During his speech, he said two things that I keep thinking about. The first was an anecdote about how writers don’t normally self-promote by telling a story about a poet who did (Walt Whitman) and how the art of the essay has been lost in this age of blogging.
The Art of the Essay
‘Essay’ is a dirty word that brings back memories of learning how to master the five-paragraph essay in high school and endless late-nights to crank out three-to-five double spaced pages with correctly formatted citations in college.
What’s the difference between writing an essay and writing a blog anyway?
According to every high school teacher, an essay is like an inverted pyramid that introduces a broad idea, delivers a thesis, and leaves you three more paragraphs to defend it, and it all comes together in a very fine point at the conclusion.
Essays contain the author’s personal point of view and require that you take a stand on a subject, research it, defend it, and convince your reader to agree with you. They also take a lot of editing to make sure your point is crystal clear and cohesive.
Essays are akin to articles, which exist as a ‘published’ piece of work to generally deliver news, research, academic analysis, or debate (thanks, Wikipedia!). Notice that articles are not required to represent the author’s point of view, but facts; very important distinction.
Blogs offer real-time, fresh content that’s updated on a regular basis. (Or to the bane of most bloggers, they want to update it regularly.)
Blogs can provide commentary on news and events, be the blogger’s personal (and public) diary, or provide a content marketing platform for a personal or corporate brand or product. A blog can be anything, though common characteristics include visual graphics, links, and the ability to comment (hint, hint).
The conversation and commentary is the main distinction between an essay, an article, and a blog. Though, with the way that the media has shifted, readers expect to be able to ‘comment’ on any and every piece of writing that appears on the web and have their point-of-view be listened and responded to (and the latter part of that cycle rarely happens). As readers, we don’t write letters to the editor in hopes of receiving a response; we demand it.
Blogs can be articles, but not all articles are blogs.
Citations, quotes, and proving your point
Essays require you to cite your sources in lists or very specific ridged ways that the MLA, APA, or CMS guides require. Articles are based on eyewitness reports, interviews, and quoted references, and again, provide a non-biased perspective on the subject. Blogging, well, there are no rules for citing sources, just common courtesy to link back if the blogger is ‘inspired’ by someone else’s ideas so they can prove that they didn’t steal them.

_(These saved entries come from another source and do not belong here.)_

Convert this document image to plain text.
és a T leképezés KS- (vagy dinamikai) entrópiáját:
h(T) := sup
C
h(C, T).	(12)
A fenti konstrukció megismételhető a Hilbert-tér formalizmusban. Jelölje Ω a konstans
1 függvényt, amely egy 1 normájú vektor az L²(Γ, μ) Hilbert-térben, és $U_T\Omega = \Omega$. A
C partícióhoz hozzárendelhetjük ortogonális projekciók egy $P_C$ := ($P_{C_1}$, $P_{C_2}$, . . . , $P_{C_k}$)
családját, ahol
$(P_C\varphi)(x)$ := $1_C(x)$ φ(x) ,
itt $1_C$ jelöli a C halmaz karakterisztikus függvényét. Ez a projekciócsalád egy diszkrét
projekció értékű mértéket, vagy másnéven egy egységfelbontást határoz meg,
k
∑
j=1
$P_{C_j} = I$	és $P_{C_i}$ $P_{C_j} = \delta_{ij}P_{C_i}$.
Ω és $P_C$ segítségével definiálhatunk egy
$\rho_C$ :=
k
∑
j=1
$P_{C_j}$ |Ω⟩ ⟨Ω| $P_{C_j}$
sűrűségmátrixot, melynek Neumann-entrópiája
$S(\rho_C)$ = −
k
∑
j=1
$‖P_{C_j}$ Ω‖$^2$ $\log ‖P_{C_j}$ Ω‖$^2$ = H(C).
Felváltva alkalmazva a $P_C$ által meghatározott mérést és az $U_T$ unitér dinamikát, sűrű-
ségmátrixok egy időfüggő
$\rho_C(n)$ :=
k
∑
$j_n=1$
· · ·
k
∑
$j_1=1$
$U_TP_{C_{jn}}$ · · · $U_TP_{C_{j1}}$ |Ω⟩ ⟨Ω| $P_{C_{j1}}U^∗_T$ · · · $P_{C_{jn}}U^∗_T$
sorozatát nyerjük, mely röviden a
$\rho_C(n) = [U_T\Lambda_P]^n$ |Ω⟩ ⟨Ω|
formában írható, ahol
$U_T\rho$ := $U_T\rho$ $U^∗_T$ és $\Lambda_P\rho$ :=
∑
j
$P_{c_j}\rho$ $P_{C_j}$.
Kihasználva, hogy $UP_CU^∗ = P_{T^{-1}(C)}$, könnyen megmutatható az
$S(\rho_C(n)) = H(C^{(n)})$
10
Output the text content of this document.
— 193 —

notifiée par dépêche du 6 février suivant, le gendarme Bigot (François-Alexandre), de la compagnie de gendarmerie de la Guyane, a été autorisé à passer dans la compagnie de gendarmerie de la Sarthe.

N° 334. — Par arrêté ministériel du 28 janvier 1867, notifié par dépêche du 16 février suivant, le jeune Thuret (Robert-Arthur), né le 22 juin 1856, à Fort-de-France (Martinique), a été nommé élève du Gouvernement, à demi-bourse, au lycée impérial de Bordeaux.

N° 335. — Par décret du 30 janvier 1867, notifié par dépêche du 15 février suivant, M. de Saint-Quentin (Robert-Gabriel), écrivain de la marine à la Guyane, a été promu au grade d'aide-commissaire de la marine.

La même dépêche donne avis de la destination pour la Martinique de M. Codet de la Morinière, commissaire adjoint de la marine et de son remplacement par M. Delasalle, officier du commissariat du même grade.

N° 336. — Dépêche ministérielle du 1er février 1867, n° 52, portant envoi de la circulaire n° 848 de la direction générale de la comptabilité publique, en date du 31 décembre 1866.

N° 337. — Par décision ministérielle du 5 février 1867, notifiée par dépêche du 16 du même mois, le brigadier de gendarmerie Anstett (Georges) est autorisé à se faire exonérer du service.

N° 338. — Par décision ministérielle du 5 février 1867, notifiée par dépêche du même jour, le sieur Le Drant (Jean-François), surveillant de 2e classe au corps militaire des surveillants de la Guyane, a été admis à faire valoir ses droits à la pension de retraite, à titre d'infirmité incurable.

Are we all on the same page now? Good, now we can move forward with the initial point I was trying to make.
500 words or less
Scott Berkun said one thing in his discussion about essays and blogs that stuck with me – “If you can’t make a topic interesting in 500-words, what right do you have writing a book?”
What I think he was getting at – and this is not confirmed by the time of posting – is that many
people bloggers write and ramble. They toss their ideas out there online and add to the content overload that we experience every time we log into Facebook or check our stream on Twitter. And the process of writing an essay requires restraint. It requires you to think and process and prove what you want to say before you throw it out there.
And the 500-word limit means you need to get to your point. Fast. It’s a reflection of the 140-character, enlighten us, but make it quick, world that we live in. If you can’t get to your point right away, then you shouldn’t even bother.
Photo Credit: Erunion
Note from lamiki: Everything that did not sound like my usual voice for it was too formal can be attributed to articles on Wikipedia to help define the difference between an essay, blog, and article. And in case you were wondering, this post was over 500-words.